I sat there for two minutes trying to focus on the matter at hand. It was quite difficult, especially when I had someone like Samantha sitting next to me. She definitely made life more exciting.

"Oh my goodness. That's him!" Her words startled me out of my thoughts.

She was right. A thirtysomething suit walked down the street. He was obviously out of place, but still comfortable in his surroundings. He was supposed to be making a drop during this afternoon, and we were ready for it.

"Okay you know what to do," I said as I got out of the drivers side. She was going to go from behind and I was going to approach him. The basic drill. I love how inconspicuous we look. No, I'm not an FBI agent getting out of a government fleet car with my snazzy sunglasses on.

I gave Sam one last glance and waited until she was in position before I approached the suspect. He was leaning against the building, taking a long drag from his cigarette with his four-digit hand. I pulled my badge out from my jacket and flipped it open as I introduced myself.

"Yeah, so what?" He had a distinctive northern accent. Definitely from Canada.

"I was wondering if you could tell me what's in the suitcase, sir."

He glanced down at the leather bound case and back up at me.

"Clothes. Pair of shoes."

"Could I look inside please?"

"Nah, piss off." He flicked his cigarette at me. Great way to treat a federal agent.

"Mr. Salis, I'd appreciate it if you'd come with me please." I bent down to pick up the suitcase.

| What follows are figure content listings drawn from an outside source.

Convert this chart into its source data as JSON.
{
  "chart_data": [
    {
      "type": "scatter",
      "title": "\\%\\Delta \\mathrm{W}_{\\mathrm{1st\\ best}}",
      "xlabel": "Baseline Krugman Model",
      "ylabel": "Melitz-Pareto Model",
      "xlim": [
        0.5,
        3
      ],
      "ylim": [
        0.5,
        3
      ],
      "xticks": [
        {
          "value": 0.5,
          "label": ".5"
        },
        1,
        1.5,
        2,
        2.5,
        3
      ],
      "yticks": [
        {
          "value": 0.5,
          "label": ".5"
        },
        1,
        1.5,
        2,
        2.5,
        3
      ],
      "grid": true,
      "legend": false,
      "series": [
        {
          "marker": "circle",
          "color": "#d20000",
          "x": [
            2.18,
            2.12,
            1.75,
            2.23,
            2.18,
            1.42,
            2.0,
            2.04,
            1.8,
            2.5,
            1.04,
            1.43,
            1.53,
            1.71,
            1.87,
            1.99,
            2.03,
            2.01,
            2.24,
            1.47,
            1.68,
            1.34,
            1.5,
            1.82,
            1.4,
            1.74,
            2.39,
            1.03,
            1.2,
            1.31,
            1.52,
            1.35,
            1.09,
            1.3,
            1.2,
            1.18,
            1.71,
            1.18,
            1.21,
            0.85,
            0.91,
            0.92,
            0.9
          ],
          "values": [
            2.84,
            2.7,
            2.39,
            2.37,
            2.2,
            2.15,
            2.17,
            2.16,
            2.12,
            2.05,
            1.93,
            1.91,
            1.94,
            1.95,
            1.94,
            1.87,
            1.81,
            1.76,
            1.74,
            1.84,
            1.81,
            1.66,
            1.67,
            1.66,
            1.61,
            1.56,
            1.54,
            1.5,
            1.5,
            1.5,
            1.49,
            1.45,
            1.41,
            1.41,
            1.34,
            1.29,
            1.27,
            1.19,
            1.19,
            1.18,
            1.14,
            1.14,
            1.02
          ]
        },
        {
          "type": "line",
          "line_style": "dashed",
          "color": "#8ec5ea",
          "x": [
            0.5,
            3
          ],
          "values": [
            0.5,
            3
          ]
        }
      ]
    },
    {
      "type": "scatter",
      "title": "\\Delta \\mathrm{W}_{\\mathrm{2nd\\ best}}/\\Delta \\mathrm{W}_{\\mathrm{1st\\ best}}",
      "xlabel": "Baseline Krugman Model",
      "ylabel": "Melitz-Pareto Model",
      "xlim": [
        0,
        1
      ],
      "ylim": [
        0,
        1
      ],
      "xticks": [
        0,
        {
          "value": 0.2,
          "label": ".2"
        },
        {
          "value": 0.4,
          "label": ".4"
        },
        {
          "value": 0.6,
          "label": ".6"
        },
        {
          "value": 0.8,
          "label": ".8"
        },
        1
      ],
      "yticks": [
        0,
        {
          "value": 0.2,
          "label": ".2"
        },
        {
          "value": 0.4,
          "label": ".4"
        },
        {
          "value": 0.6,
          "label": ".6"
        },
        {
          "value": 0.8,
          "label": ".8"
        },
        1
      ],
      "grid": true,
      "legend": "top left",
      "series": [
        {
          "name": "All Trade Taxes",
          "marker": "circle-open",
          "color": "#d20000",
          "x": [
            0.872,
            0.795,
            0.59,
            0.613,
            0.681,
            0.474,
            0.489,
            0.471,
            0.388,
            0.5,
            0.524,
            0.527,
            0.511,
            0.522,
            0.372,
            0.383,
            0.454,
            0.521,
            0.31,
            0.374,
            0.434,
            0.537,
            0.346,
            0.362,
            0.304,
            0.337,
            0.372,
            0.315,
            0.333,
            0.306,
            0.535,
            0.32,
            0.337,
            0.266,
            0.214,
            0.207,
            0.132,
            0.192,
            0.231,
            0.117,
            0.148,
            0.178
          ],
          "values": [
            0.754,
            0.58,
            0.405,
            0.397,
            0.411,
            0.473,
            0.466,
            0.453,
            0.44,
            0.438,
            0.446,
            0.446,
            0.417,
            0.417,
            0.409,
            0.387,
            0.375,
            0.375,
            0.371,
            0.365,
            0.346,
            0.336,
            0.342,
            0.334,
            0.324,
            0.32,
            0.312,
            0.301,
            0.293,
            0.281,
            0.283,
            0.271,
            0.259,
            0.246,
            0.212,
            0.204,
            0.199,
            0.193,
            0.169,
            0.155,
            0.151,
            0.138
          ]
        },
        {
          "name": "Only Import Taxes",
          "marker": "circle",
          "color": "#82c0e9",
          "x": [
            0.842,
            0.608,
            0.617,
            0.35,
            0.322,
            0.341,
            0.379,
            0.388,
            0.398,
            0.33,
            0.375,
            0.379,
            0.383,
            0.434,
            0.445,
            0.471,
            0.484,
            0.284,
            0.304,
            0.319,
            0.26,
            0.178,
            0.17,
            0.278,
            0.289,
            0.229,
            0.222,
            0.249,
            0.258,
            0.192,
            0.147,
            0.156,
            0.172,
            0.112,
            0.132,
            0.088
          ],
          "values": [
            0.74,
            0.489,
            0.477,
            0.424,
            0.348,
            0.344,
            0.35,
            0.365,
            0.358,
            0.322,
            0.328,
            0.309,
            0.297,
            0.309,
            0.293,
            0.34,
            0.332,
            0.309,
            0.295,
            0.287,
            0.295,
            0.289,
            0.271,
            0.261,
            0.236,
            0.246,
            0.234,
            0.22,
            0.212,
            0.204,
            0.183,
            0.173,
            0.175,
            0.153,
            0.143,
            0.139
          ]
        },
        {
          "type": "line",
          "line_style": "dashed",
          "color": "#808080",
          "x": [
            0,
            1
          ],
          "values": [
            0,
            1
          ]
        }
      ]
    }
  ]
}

He pushed me away quickly and grabbed the case, then turned in the opposite direction and took off running. Sam waited until he got near then stuck her hand out in a 'C' shape, and directed it right at his throat. He was instantly grounded. Even though Sam had disabled him, he was putting up a nasty fight.

Somewhere in the midst of the ruffle, he pulled a gun. The butt of this gun made contact with the side of Samantha's head and she was slightly stunned. I pulled mine immediately and we stood in a face off. Sam was on all fours, trying to regain her balance. I saw him look at me, then look at her. I knew what he was going to do, he cocked his gun and snarled with this guttural tone.

He turned towards Sam and I fired. His gun went off as well and ricochet off the hubcap of a nearby car. My bullet found his chest, in his right pectoral muscle. He fell to the pavement and Sam pulled his gun from his grasp. She looked at me with a mixture of appreciation and surprise.

She was right. Sometimes, you just know.

Maybe she didn't need to see a therapist. Maybe it just took time.

We called an ambulance and Frank Salis was taken away with a severe gun wound to the chest. Samantha and I would both have a fun filled afternoon in Jack's office. I've grown to love accounting for my actions as of late. And if I had to make the decision again, I'd fire.

Sometimes, you just know.

FIN

I admit, it is a bit rusty, and the shooting was more of a foil for their discussion than anything. Hopefully it wasn't too bland.